The IRS said Monday it will suspend the use of facial recognition technology to authenticate people who create online accounts after the practice was criticised by privacy advocates and lawmakers.
The agency said it would no longer use a third-party service, called ID.me, for facial recognition. Critics of the software said the database could become a target for cyberthreats. They also expressed concern about how the information could be used by other government agencies, among other concerns.
Earlier Monday, Senate Finance Committee Chair Ron Wyden, D-Ore., called on the agency to end its use of the ID.me software. After the IRS announced the practice would be suspended, Wyden said “the Treasury Department has made the smart decision to direct the IRS to transition away from using the controversial ID.me verification service.”
“No one should be forced to submit to facial recognition to access critical government services,” he added.
The IRS is currently grappling with a worker shortage and an expanded workload from processing tax filings and administering pandemic-related programmes. Legislation that would have given the agency billions of dollars to more expeditiously process returns is stalled.

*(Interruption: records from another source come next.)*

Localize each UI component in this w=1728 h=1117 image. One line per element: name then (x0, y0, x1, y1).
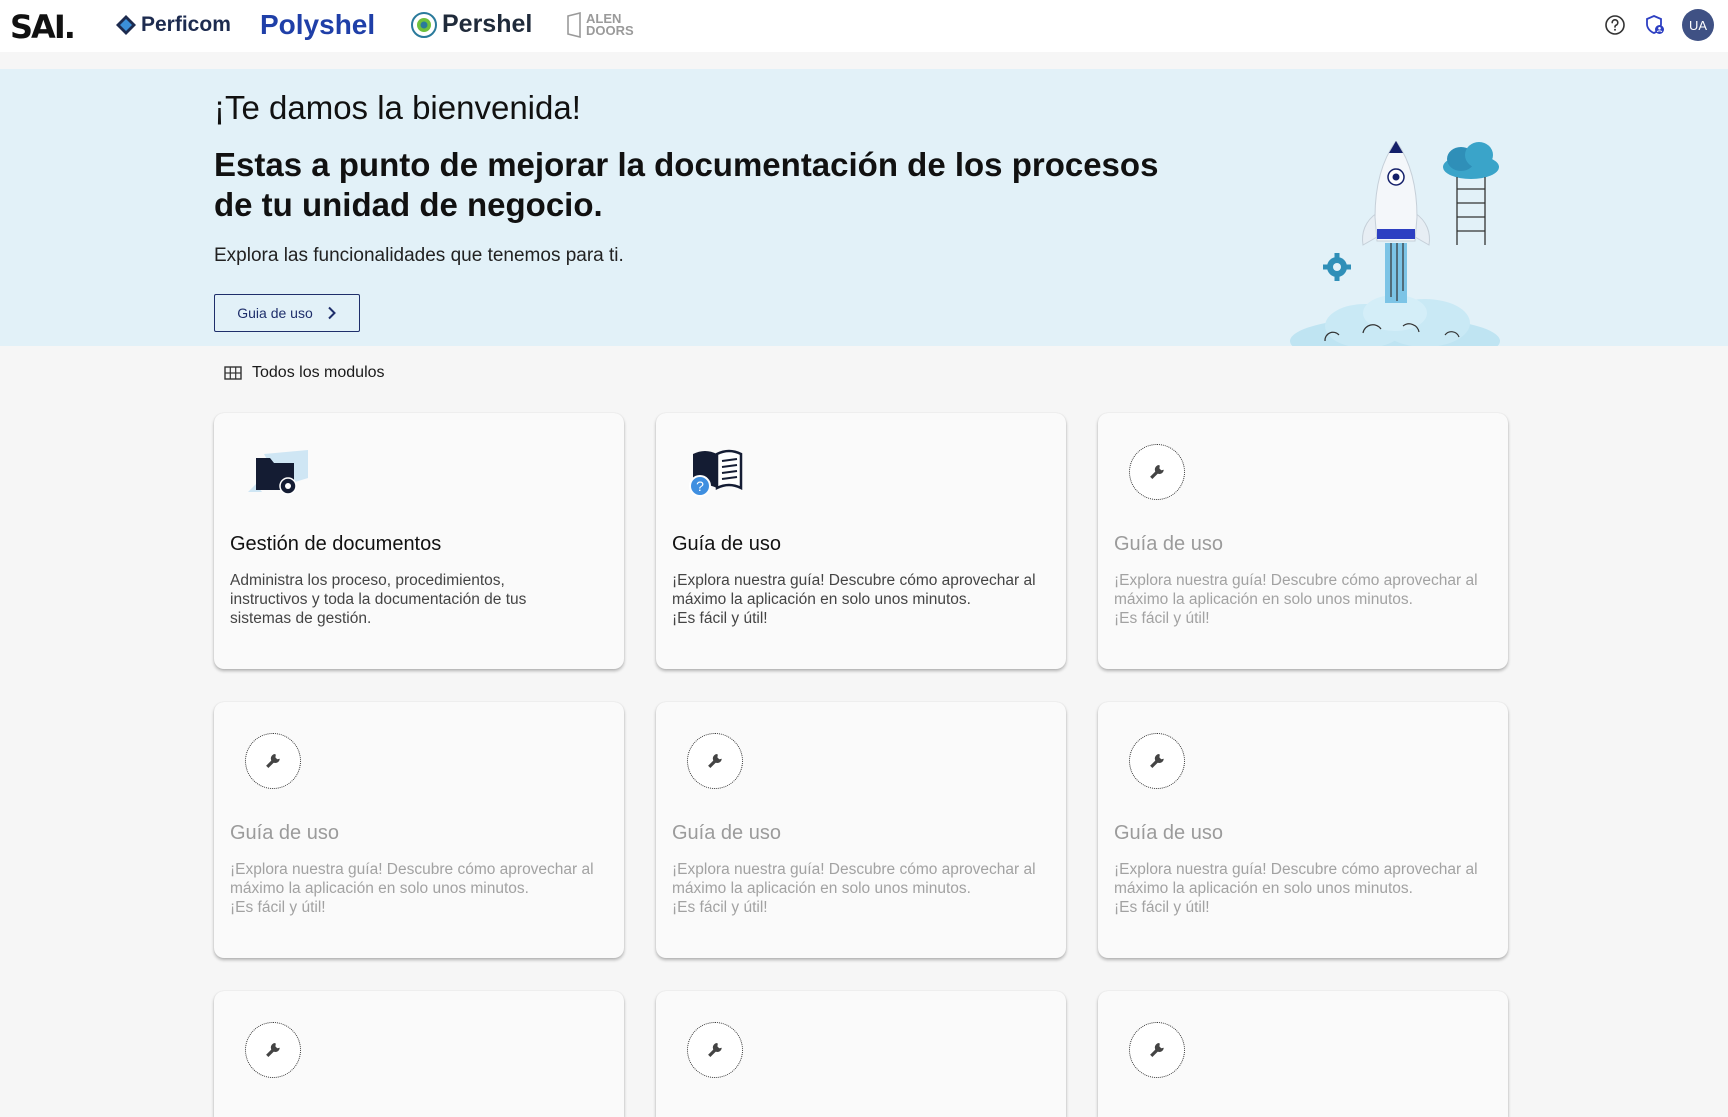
brand-polyshel[interactable]: Polyshel (260, 9, 375, 41)
wrench-icon (687, 733, 743, 789)
module-description-line: instructivos y toda la documentación de … (230, 591, 527, 608)
module-description-line: ¡Explora nuestra guía! Descubre cómo apr… (1114, 572, 1478, 589)
shield-user-icon (1646, 15, 1664, 34)
module-description-line: máximo la aplicación en solo unos minuto… (672, 880, 971, 897)
module-description: ¡Explora nuestra guía! Descubre cómo apr… (672, 571, 1052, 628)
brand-perficom-label: Perficom (141, 13, 231, 36)
all-modules-label: Todos los modulos (224, 364, 385, 382)
module-description-line: ¡Explora nuestra guía! Descubre cómo apr… (1114, 861, 1478, 878)
module-description-line: ¡Es fácil y útil! (230, 899, 326, 916)
module-title: Guía de uso (230, 822, 339, 844)
brand-pershel[interactable]: Pershel (410, 10, 532, 39)
grid-icon (224, 366, 242, 380)
module-description-line: máximo la aplicación en solo unos minuto… (1114, 880, 1413, 897)
folder-gear-icon (242, 443, 308, 503)
module-title: Guía de uso (672, 533, 781, 555)
module-card-placeholder[interactable]: Guía de uso ¡Explora nuestra guía! Descu… (1098, 702, 1508, 958)
module-card-placeholder[interactable] (214, 991, 624, 1117)
brand-alen-doors[interactable]: ALEN DOORS (566, 12, 634, 38)
module-description: Administra los proceso, procedimientos, … (230, 571, 610, 628)
module-title: Gestión de documentos (230, 533, 442, 555)
welcome-greeting: ¡Te damos la bienvenida! (214, 89, 581, 126)
guide-button[interactable]: Guia de uso (214, 294, 360, 332)
wrench-icon (1129, 1022, 1185, 1078)
gear-icon (1323, 253, 1351, 281)
top-bar: SAI. Perficom Polyshel Pershel ALEN DOOR… (0, 0, 1728, 52)
module-description-line: ¡Explora nuestra guía! Descubre cómo apr… (672, 572, 1036, 589)
wrench-icon (687, 1022, 743, 1078)
module-description-line: máximo la aplicación en solo unos minuto… (230, 880, 529, 897)
module-description: ¡Explora nuestra guía! Descubre cómo apr… (672, 860, 1052, 917)
module-card-placeholder[interactable]: Guía de uso ¡Explora nuestra guía! Descu… (1098, 413, 1508, 669)
brand-pershel-label: Pershel (442, 10, 533, 38)
module-card-placeholder[interactable] (1098, 991, 1508, 1117)
admin-security-button[interactable] (1642, 12, 1668, 38)
all-modules-text: Todos los modulos (252, 364, 385, 381)
module-card-placeholder[interactable] (656, 991, 1066, 1117)
wrench-icon (1129, 444, 1185, 500)
sai-logo[interactable]: SAI. (10, 8, 76, 46)
svg-text:?: ? (696, 478, 704, 494)
chevron-right-icon (328, 306, 336, 320)
brand-perficom[interactable]: Perficom (115, 13, 231, 37)
perficom-logo-icon (116, 15, 136, 35)
module-card-placeholder[interactable]: Guía de uso ¡Explora nuestra guía! Descu… (214, 702, 624, 958)
help-icon (1605, 15, 1625, 35)
module-description-line: máximo la aplicación en solo unos minuto… (1114, 591, 1413, 608)
brand-doors-label: DOORS (586, 23, 634, 38)
help-button[interactable] (1602, 12, 1628, 38)
module-description-line: ¡Es fácil y útil! (1114, 899, 1210, 916)
module-description-line: ¡Explora nuestra guía! Descubre cómo apr… (230, 861, 594, 878)
module-title: Guía de uso (1114, 533, 1223, 555)
guide-button-label: Guia de uso (237, 305, 313, 321)
welcome-title: Estas a punto de mejorar la documentació… (214, 146, 1159, 223)
module-title: Guía de uso (672, 822, 781, 844)
module-title: Guía de uso (1114, 822, 1223, 844)
wrench-icon (1129, 733, 1185, 789)
module-card-document-management[interactable]: Gestión de documentos Administra los pro… (214, 413, 624, 669)
guide-book-icon: ? (684, 443, 750, 503)
module-card-user-guide[interactable]: ? Guía de uso ¡Explora nuestra guía! Des… (656, 413, 1066, 669)
module-description-line: Administra los proceso, procedimientos, (230, 572, 505, 589)
welcome-subtitle: Explora las funcionalidades que tenemos … (214, 245, 624, 266)
module-description: ¡Explora nuestra guía! Descubre cómo apr… (1114, 860, 1494, 917)
module-description-line: ¡Explora nuestra guía! Descubre cómo apr… (672, 861, 1036, 878)
welcome-banner: ¡Te damos la bienvenida! Estas a punto d… (0, 69, 1728, 346)
rocket-illustration (1290, 141, 1500, 346)
module-description-line: ¡Es fácil y útil! (672, 899, 768, 916)
wrench-icon (245, 1022, 301, 1078)
header-actions: UA (1602, 9, 1714, 41)
module-description: ¡Explora nuestra guía! Descubre cómo apr… (1114, 571, 1494, 628)
module-description: ¡Explora nuestra guía! Descubre cómo apr… (230, 860, 610, 917)
module-description-line: sistemas de gestión. (230, 610, 372, 627)
brand-polyshel-label: Polyshel (260, 9, 376, 40)
module-description-line: ¡Es fácil y útil! (1114, 610, 1210, 627)
module-description-line: máximo la aplicación en solo unos minuto… (672, 591, 971, 608)
module-description-line: ¡Es fácil y útil! (672, 610, 768, 627)
wrench-icon (245, 733, 301, 789)
door-icon (567, 12, 581, 38)
pershel-globe-icon (411, 11, 437, 38)
user-avatar[interactable]: UA (1682, 9, 1714, 41)
module-card-placeholder[interactable]: Guía de uso ¡Explora nuestra guía! Descu… (656, 702, 1066, 958)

“The IRS takes taxpayer privacy and security seriously, and we understand the concerns that have been raised,” said IRS Commissioner Chuck Rettig.
“Everyone should feel comfortable with how their personal information is secured, and we are quickly pursuing short-term options that do not involve facial recognition.”
The agency said the transition would occur “over the coming weeks in order to prevent larger disruptions to taxpayers during filing season.”